Statins increase the activity of a protein called SREBP-2, which activates the creation of more LDL receptors; however, Dr. Horton's previous studies found that SREBP-2 also boosts the activity of the PCSK9 protein, which degrades those receptors.

"We looked at these competing effects and thought that if we removed the PCSK9 component completely, we would get a further increase in LDL receptors, and that's what happened," he said.

The competing systems may have evolved to keep the body's cholesterol levels fine-tuned and to minimize big swings in cholesterol content in normal cells, Dr Horton said. Too much or too little cholesterol can damage or kill cells. He and his colleagues next will try to determine just how the PCSK9 protein degrades the LDL receptors.

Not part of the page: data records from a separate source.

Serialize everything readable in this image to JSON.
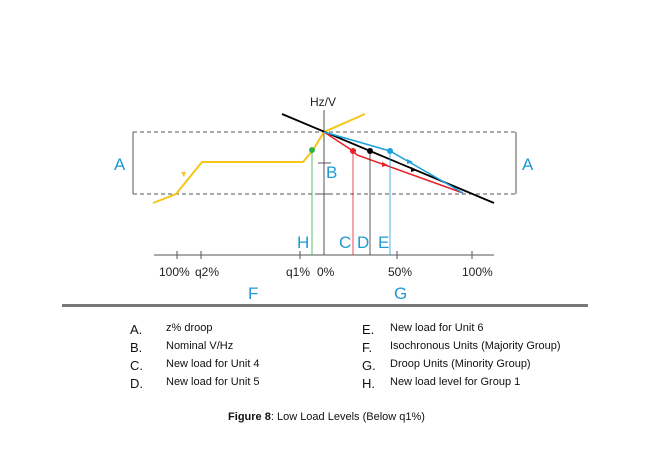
{
  "figure": {
    "axis_label": "Hz/V",
    "markers": {
      "A_left": "A",
      "A_right": "A",
      "B": "B",
      "H": "H",
      "C": "C",
      "D": "D",
      "E": "E",
      "F": "F",
      "G": "G"
    },
    "ticks": [
      "100%",
      "q2%",
      "q1%",
      "0%",
      "50%",
      "100%"
    ],
    "colors": {
      "isochronous": "#f5c518",
      "droop": "#000000",
      "unit4": "#e8202a",
      "unit6": "#1ea0dc",
      "group1": "#2db34a",
      "label": "#1e9ad6"
    }
  },
  "legend": [
    {
      "letter": "A.",
      "text": "z% droop"
    },
    {
      "letter": "B.",
      "text": "Nominal V/Hz"
    },
    {
      "letter": "C.",
      "text": "New load for Unit 4"
    },
    {
      "letter": "D.",
      "text": "New load for Unit 5"
    },
    {
      "letter": "E.",
      "text": "New load for Unit 6"
    },
    {
      "letter": "F.",
      "text": "Isochronous Units (Majority Group)"
    },
    {
      "letter": "G.",
      "text": "Droop Units (Minority Group)"
    },
    {
      "letter": "H.",
      "text": "New load level for Group 1"
    }
  ],
  "caption": {
    "bold": "Figure 8",
    "rest": ": Low Load Levels (Below q1%)"
  }
}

Dr Horton said the current study's results also are important because many researchers thought there might be no new ways to exploit the LDL receptor pathway as a means of lowering LDL cholesterol.

"Our research, and that of Dr. Hobbs and her colleagues, further emphasize the importance of the LDL receptor in cholesterol regulation," Dr. Horton said.

UT Southwestern researchers Dr. Michael Brown, director of the Erik Jonsson Center for Research in Molecular Genetics and Human Disease, and Dr Joseph Goldstein, chairman of molecular genetics, shared the 1985 Nobel Prize in physiology or medicine for their discovery of the LDL receptor.

Other UT Southwestern researchers who participated in the PNAS study were Dr. Shirya Rashid, molecular genetics postdoctoral research fellow; Dr. David Curtis, surgery postdoctoral researcher; Dr. Rita Garuti, visiting senior fellow; Norma Anderson, molecular genetics senior research associate; Drs Yuriy Bashmakov, Young-Ah Moon and Yiu Kee Ho, assistant professors of molecular genetics; and Dr Robert E Hammer, professor of biochemistry.